Romania Approves Major Public Sector Job Cuts to Reduce Budget Deficit
Bucharest, 25 February 2026 – Romania’s coalition government has approved a decree to reduce jobs and state spending across public administration in a bid to lower the country’s budget deficit, the largest in the European Union.
The measures will eliminate approximately 10% of currently occupied positions in public administration, with town halls expected to cut 12,794 jobs by 2027 at the latest. The reforms are projected to save 1.6 billion lei ($371 million) in 2026 and 3 billion lei from 2027 onward.
Local authorities may delay implementing the cuts until 2027 if they achieve a 10% reduction in wage costs this year. Job and spending reductions already enacted by the central government last year will be counted toward the overall target. Certain sectors, including state hospitals, the military, and national security, are exempt pending specific conditions.

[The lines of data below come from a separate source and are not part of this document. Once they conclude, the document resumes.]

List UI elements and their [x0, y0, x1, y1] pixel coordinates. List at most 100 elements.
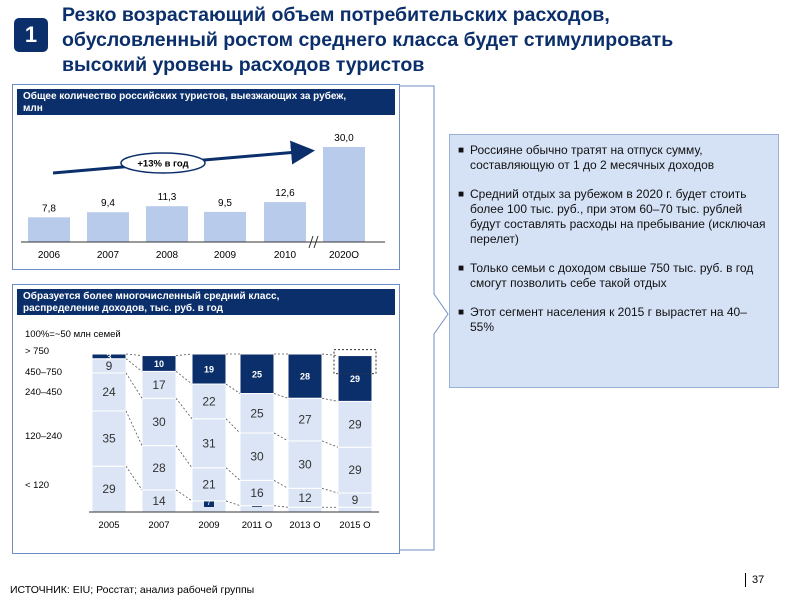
x-tick-label: 2008: [156, 250, 179, 261]
segment-value-label: 31: [202, 436, 216, 450]
tourists-chart-header: Общее количество российских туристов, вы…: [17, 89, 395, 115]
section-number-badge: 1: [14, 18, 48, 52]
insights-list: ■ Россияне обычно тратят на отпуск сумму,…: [450, 143, 778, 335]
segment-connector: [321, 397, 339, 402]
segment-2013 O-> 750: [287, 353, 323, 399]
segment-2009-450–750: [191, 383, 227, 420]
segment-value-label: 21: [202, 477, 216, 491]
segment-2013 O-< 120: [287, 506, 323, 513]
segment-connector: [225, 418, 241, 434]
segment-value-label: 14: [152, 494, 166, 508]
slide-title-line-1: Резко возрастающий объем потребительских…: [62, 4, 610, 26]
segment-value-label: 9: [106, 359, 113, 373]
bar-2020O: [323, 147, 365, 242]
segment-connector: [125, 358, 143, 372]
bar-value-label: 12,6: [275, 188, 295, 199]
segment-2007-450–750: [141, 370, 177, 399]
segment-2009-120–240: [191, 467, 227, 502]
growth-rate-ellipse: [120, 152, 206, 174]
income-distribution-header-line-2: распределение доходов, тыс. руб. в год: [23, 303, 223, 314]
segment-2011 O-240–450: [239, 432, 275, 481]
segment-2013 O-240–450: [287, 440, 323, 489]
segment-label: 120–240: [25, 431, 62, 442]
segment-connector: [175, 353, 193, 356]
segment-2005-< 120: [91, 465, 127, 513]
segment-value-label: 28: [152, 461, 166, 475]
segment-2015 O-< 120: [337, 506, 373, 513]
segment-value-label: 10: [154, 359, 164, 369]
tourists-chart-header-line-2: млн: [23, 103, 43, 114]
bar-2007: [87, 212, 129, 242]
slide-title-line-3: высокий уровень расходов туристов: [62, 54, 425, 76]
bar-2010: [264, 202, 306, 242]
segment-value-label: 16: [250, 486, 264, 500]
slide-title-line-2: обусловленный ростом среднего класса буд…: [62, 29, 674, 51]
x-tick-label: 2005: [98, 520, 119, 531]
bracket-connector: [400, 85, 449, 551]
segment-connector: [225, 383, 241, 394]
bar-value-label: 7,8: [42, 203, 56, 214]
segment-2009-240–450: [191, 418, 227, 469]
income-distribution-header-line-1: Образуется более многочисленный средний …: [23, 291, 280, 302]
segment-connector: [321, 487, 339, 494]
income-distribution-header: Образуется более многочисленный средний …: [17, 289, 395, 315]
segment-value-label: 30: [250, 450, 264, 464]
base-note: 100%=~50 млн семей: [25, 329, 121, 340]
insight-text: Россияне обычно тратят на отпуск сумму, …: [470, 143, 715, 172]
segment-connector: [125, 353, 143, 356]
segment-label: < 120: [25, 480, 49, 491]
income-stacked-chart: 100%=~50 млн семей > 750 450–750 240–450 120…: [25, 329, 379, 531]
segment-value-label: 22: [202, 394, 216, 408]
segment-connector: [225, 467, 241, 481]
segment-2005-> 750: [91, 353, 127, 360]
segment-2007-120–240: [141, 445, 177, 491]
segment-connector: [273, 393, 289, 399]
segment-value-label: 19: [204, 365, 214, 375]
segment-2011 O-> 750: [239, 353, 275, 394]
segment-value-label: 27: [298, 413, 312, 427]
segment-2015 O-> 750: [337, 355, 373, 402]
segment-value-label: 29: [348, 417, 362, 431]
source-note: ИСТОЧНИК: EIU; Росстат; анализ рабочей г…: [10, 584, 255, 596]
key-insights-box: ■ Россияне обычно тратят на отпуск сумму,…: [449, 134, 779, 388]
segment-value-label: 24: [102, 385, 116, 399]
insight-item: ■ Этот сегмент населения к 2015 г вырасте…: [458, 305, 747, 334]
segment-value-label: 29: [350, 374, 360, 384]
segment-connector: [321, 353, 339, 356]
highlight-box: [333, 349, 377, 375]
x-tick-label: 2011 O: [242, 520, 272, 531]
insight-text: Средний отдых за рубежом в 2020 г. будет…: [470, 187, 766, 246]
segment-2011 O-120–240: [239, 479, 275, 507]
segment-connector: [273, 480, 289, 489]
segment-value-label: 29: [348, 463, 362, 477]
segment-label: 450–750: [25, 367, 62, 378]
segment-value-label: 30: [298, 458, 312, 472]
bar-value-label: 9,4: [101, 198, 115, 209]
tourists-bar-chart: +13% в год 7,8 2006 9,4 2007 11,3 2008 9,5 2009 1…: [21, 133, 385, 261]
segment-value-label: 17: [152, 378, 166, 392]
x-tick-label: 2009: [198, 520, 219, 531]
segment-connector: [273, 505, 289, 508]
segment-connector: [321, 440, 339, 448]
bar-value-label: 9,5: [218, 198, 232, 209]
segment-connector: [125, 372, 143, 399]
tourists-chart-header-line-1: Общее количество российских туристов, вы…: [23, 91, 347, 102]
segment-connector: [175, 397, 193, 420]
page-number: 37: [752, 574, 765, 586]
bar-value-label: 30,0: [334, 133, 354, 144]
segment-value-label: 12: [298, 491, 312, 505]
segment-2005-240–450: [91, 372, 127, 412]
growth-rate-label: +13% в год: [137, 159, 188, 170]
segment-connector: [175, 489, 193, 502]
segment-connector: [225, 500, 241, 507]
segment-connector: [273, 432, 289, 442]
segment-connector: [175, 371, 193, 385]
segment-2011 O-450–750: [239, 393, 275, 434]
x-tick-label: 2010: [274, 250, 297, 261]
insight-text: Этот сегмент населения к 2015 г вырастет…: [470, 305, 747, 334]
segment-connector: [125, 465, 143, 491]
x-tick-label: 2013 O: [289, 520, 320, 531]
x-tick-label: 2020O: [329, 250, 359, 261]
segment-label: > 750: [25, 346, 49, 357]
segment-value-label: 25: [252, 369, 262, 379]
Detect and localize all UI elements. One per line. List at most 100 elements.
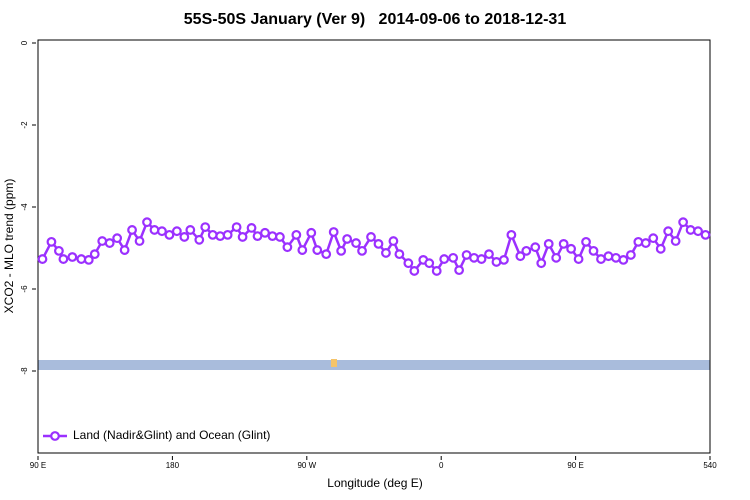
point <box>558 238 569 249</box>
point <box>409 266 420 276</box>
point <box>581 236 591 247</box>
point <box>403 258 414 269</box>
point <box>67 252 78 262</box>
point <box>157 226 167 237</box>
point <box>46 236 57 247</box>
point <box>655 243 666 254</box>
point <box>625 250 636 260</box>
point <box>573 254 584 264</box>
point <box>58 254 69 264</box>
point <box>297 245 308 255</box>
point <box>448 252 459 263</box>
x-axis-label: Longitude (deg E) <box>327 476 422 490</box>
legend-label: Land (Nadir&Glint) and Ocean (Glint) <box>73 428 270 442</box>
point <box>588 245 599 256</box>
point <box>357 245 367 256</box>
surface-strip <box>38 360 710 370</box>
point <box>112 233 123 244</box>
point <box>336 245 347 256</box>
point <box>321 249 332 260</box>
point <box>431 266 442 276</box>
point <box>530 242 541 253</box>
point <box>366 232 376 242</box>
point <box>521 245 532 256</box>
point <box>246 223 257 233</box>
point <box>260 227 270 238</box>
point <box>237 232 248 242</box>
point <box>171 226 182 237</box>
x-tick-label: 90 E <box>30 461 46 470</box>
point <box>54 245 64 256</box>
point <box>536 258 547 269</box>
legend-marker <box>50 431 60 441</box>
x-tick-label: 90 E <box>567 461 583 470</box>
point <box>164 229 175 240</box>
point <box>89 249 100 260</box>
point <box>200 222 211 232</box>
point <box>342 234 353 244</box>
point <box>179 232 190 242</box>
point <box>499 254 509 265</box>
x-tick-label: 180 <box>166 461 180 470</box>
point <box>484 249 494 260</box>
land-marker <box>331 359 337 367</box>
point <box>439 254 450 264</box>
y-tick-label: -2 <box>20 121 29 129</box>
point <box>476 254 487 264</box>
y-tick-label: -4 <box>20 203 29 211</box>
point <box>685 225 696 235</box>
point <box>83 254 94 265</box>
point <box>207 229 218 240</box>
point <box>222 229 233 240</box>
point <box>127 225 137 235</box>
point <box>678 217 689 228</box>
point <box>119 245 130 255</box>
point <box>215 231 226 242</box>
point <box>670 236 681 246</box>
y-axis-label: XCO2 - MLO trend (ppm) <box>2 179 16 314</box>
point <box>515 251 526 262</box>
y-tick-label: 0 <box>20 40 29 45</box>
point <box>312 245 323 255</box>
plot-frame <box>37 39 711 454</box>
x-tick-label: 540 <box>703 461 717 470</box>
point <box>543 238 554 249</box>
x-tick-label: 90 W <box>297 461 316 470</box>
point <box>506 229 517 240</box>
point <box>185 225 196 235</box>
point <box>373 238 384 249</box>
point <box>693 226 703 237</box>
point <box>306 227 317 238</box>
point <box>149 225 160 235</box>
point <box>134 236 145 246</box>
y-tick-label: -8 <box>20 367 29 375</box>
x-tick-label: 0 <box>439 461 444 470</box>
point <box>381 248 391 258</box>
point <box>291 229 302 240</box>
chart-title: 55S-50S January (Ver 9) 2014-09-06 to 20… <box>184 11 567 28</box>
point <box>454 265 465 276</box>
point <box>194 234 205 245</box>
point <box>388 236 399 246</box>
point <box>275 232 285 242</box>
point <box>663 226 674 237</box>
point <box>424 258 435 269</box>
point <box>618 254 629 265</box>
point <box>566 243 577 254</box>
point <box>37 254 48 264</box>
point <box>252 231 263 242</box>
point <box>648 233 659 244</box>
point <box>142 217 152 228</box>
point <box>328 227 339 237</box>
point <box>351 238 361 248</box>
point <box>633 236 644 247</box>
point <box>231 222 242 232</box>
point <box>640 238 651 248</box>
y-tick-label: -6 <box>20 285 29 293</box>
point <box>700 229 711 240</box>
point <box>551 252 562 263</box>
point <box>104 238 115 248</box>
point <box>603 251 614 262</box>
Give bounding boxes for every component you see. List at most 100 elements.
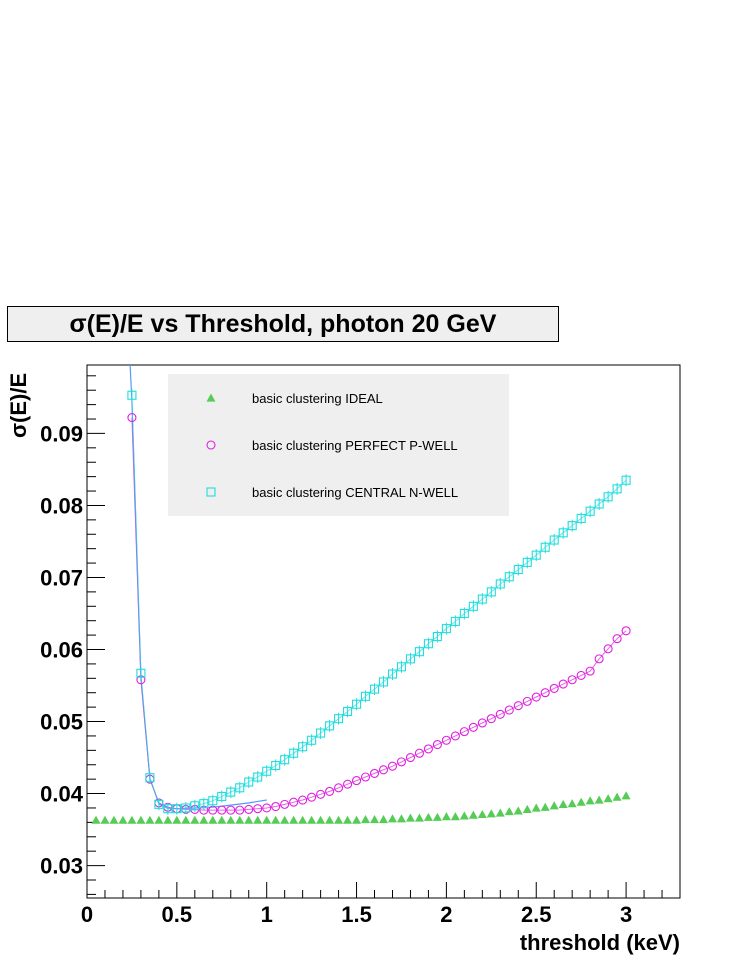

Since taking office in June 2025, the coalition government has survived six no-confidence votes, largely over tax increases and spending cuts aimed at reducing the EU’s largest deficit and maintaining Romania’s investment-grade debt rating. The 2026 budget has yet to be approved, but the cabinet plans to submit it to parliament next week.
The government aims to cut the deficit from over 9% of GDP in 2024 to 6.2% in 2026, ultimately narrowing it to the EU ceiling of 3% by the end of the decade. In parallel, authorities approved support schemes, incentives, and tax exemptions valued at around 5 billion euros ($5.9 billion) through 2032 to stimulate economic growth, following a technical recession at the end of last year.